Ce que je vois

Pour la plupart des gens, la seconde Guerre Mondiale, c’est le Pacte Germano-Soviétique, Pearl Harbour, « sang, peine, larmes et sueur », la trahison de Staline à Yalta,  l’Appel du 18 Juin, le suicide d’Hitler ou le débarquement des Alliés en Normandie.

Pour moi, c’est Winston Churchill ordonnant aux forces britanniques et à son cabinet de retourner les enveloppes déjà utilisées pour économiser du papier. De Gaulle, pour moi, c’est le petit-fils stoppé devant Chez Castel, qu’on laisse finalement entrer et qu’on vire au bout de quelques soirées. La côte d’Ivoire, pour moi, c’est l’incongruité de la devise : Union-Discipline-Travail… (Discipline ? Pourquoi pas martinet, fouet, cour martiale ?)

Des confessions de Rousseau, j’ai gardé qu’il se masturbait. Devant l’horreur des camps de concentration, je retiens que des sous-officiers et hommes de rang Allemands revinrent les derniers jours, en uniforme complet, bottes cirées, exterminer quelques Juifs (pourquoi cirer ses bottes alors qu’on s’apprête à marcher dans des déjections de moribonds ?)

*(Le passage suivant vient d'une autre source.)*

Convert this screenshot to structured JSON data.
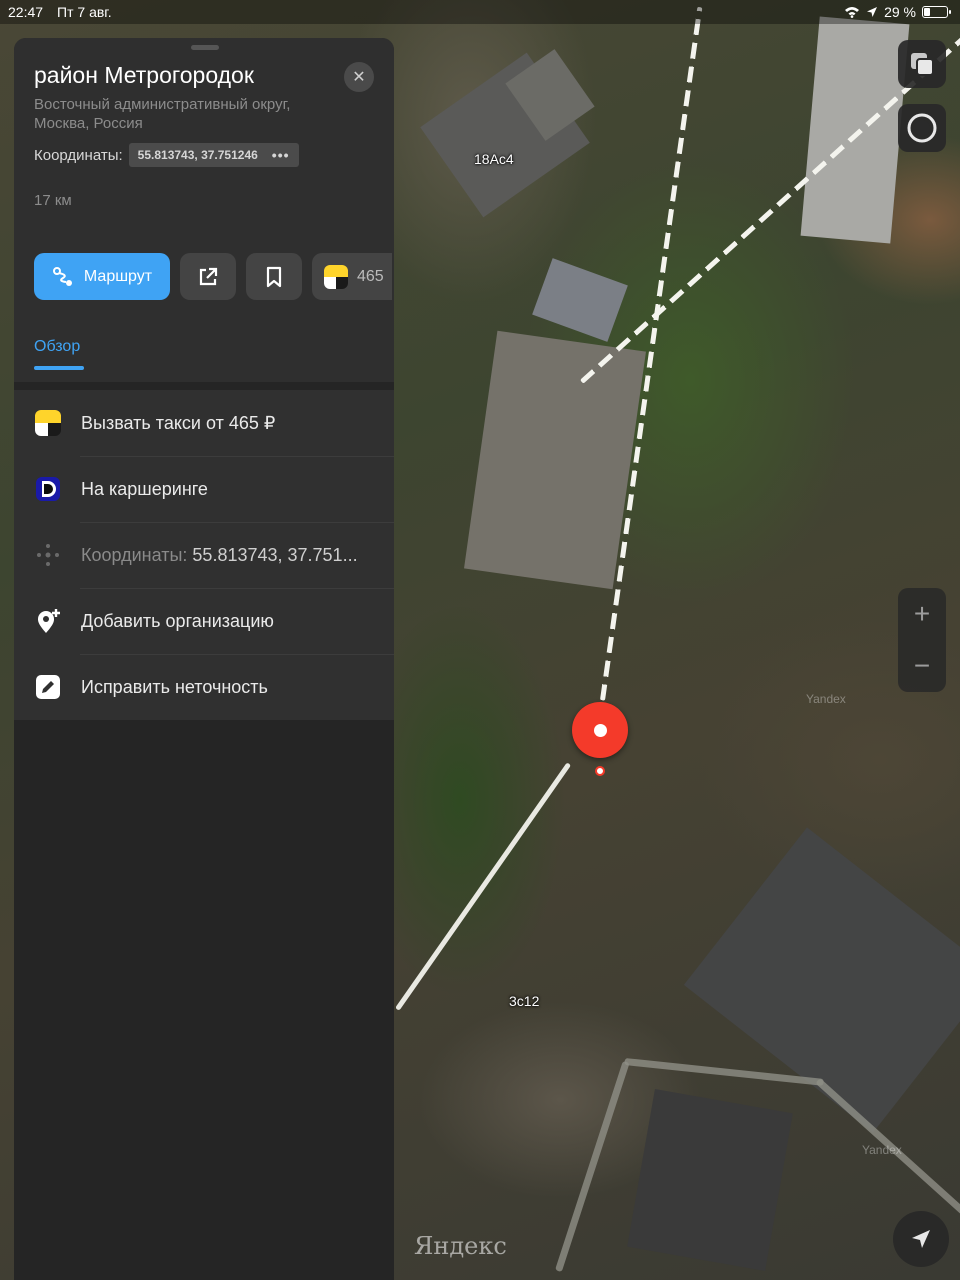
{
  "status_bar": {
    "time": "22:47",
    "date": "Пт 7 авг.",
    "battery": "29 %",
    "battery_level": 0.29
  },
  "place": {
    "title": "район Метрогородок",
    "subtitle": "Восточный административный округ, Москва, Россия",
    "coordinates_label": "Координаты:",
    "coordinates_value": "55.813743, 37.751246",
    "distance": "17 км"
  },
  "actions": {
    "route_label": "Маршрут",
    "taxi_price": "465"
  },
  "tabs": {
    "overview": "Обзор"
  },
  "list": {
    "taxi": "Вызвать такси от 465 ₽",
    "carsharing": "На каршеринге",
    "coords_label": "Координаты:",
    "coords_value": "55.813743, 37.751...",
    "add_org": "Добавить организацию",
    "fix": "Исправить неточность"
  },
  "map": {
    "label_top": "18Ас4",
    "label_bottom": "3с12",
    "watermark": "Yandex",
    "brand": "Яндекс"
  },
  "colors": {
    "accent": "#3fa3f4",
    "pin": "#f43a2a",
    "panel": "#252525"
  }
}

De Jesse Owens à Berlin, j’ai noté qu’Hitler lui a serré la main ; Roosevelt non. Des guerres en Sierra Leone et au Libéria, j’ai souvenir que Charles Taylor a pris du poids entre son arrestation et le début de son procès – sans oublier le gilet noir utilisé pour cacher ses mains menottées; en repensant aux « boat people » je m’étonne que les femmes sauvées par ces barques fussent des plus belles que j’aie jamais vues.

J’ai perdu ma première dent la veille de la mort d’Houphouët-Boigny – j’aime à penser que les pleurs des voisins le lendemain, m’étaient destinés. Le 20 septembre 2002, quand la Côte d’Ivoire plongeait, sans le savoir, dans une guerre civile, j’attendais, patiemment, dans un bureau du ministère de la défense, qu’on me verse mes 11.000 F CFA de frais de déplacement –on me les versa, malgré le chaos total dans Abidjan.

Je garde trois images du décès de ma grand-mère : les pleurs de mes tantes qui me réveillaient au petit matin, mon premier baiser dans un « kiosque à café » en liquidation et qu’on m’ait imposé de voir mon premier passage à la télé chez les voisins.

Affaires de détails, dira-t-on !  Peut-être, mais c’est à travers ces détails – je ne dis pas « malgré », mais « grâce à » eux – que j’entends le monde et qu’il perd un peu de son irréalité pour m’être compréhensible. Ce monde est fait de détails, je refuse de le voir en encyclopédiste.

Il s’agira uniquement de moi, dans cet espace : toujours moi ! Moi qui regonfle mon matelas au milieu de la nuit ; moi, un peu barbeau, un peu mirliflore. Moi entre le Blanc Mesnil et Saint-Germain-des-Prés. Moi, seul à lire régulièrement, les calembours, insultes et invectives laissés dans les toilettes de la rue Saint-Guillaume – moi qui ai lu tout Proust et n’en ai gardé qu’un jeu de mots pitoyable et une horreur des adverbes.  Moi , polyglotte manqué qui bégaie en portugais et que sa mère gronde en Wê. Moi et mes restes de catéchisme. Moi, vingt-et-quelques ans et six vies emmitouflées sous un manteau beige. Moi et mon cheveu sur la langue. Moi et mes insomnies. Moi et mon ego.

Une chronique hebdomadaire sur moi… Moi et mon regard sur les autres, sur moi, sur la vie, sur l’Afrique. Moi et le monde tel que je le vois.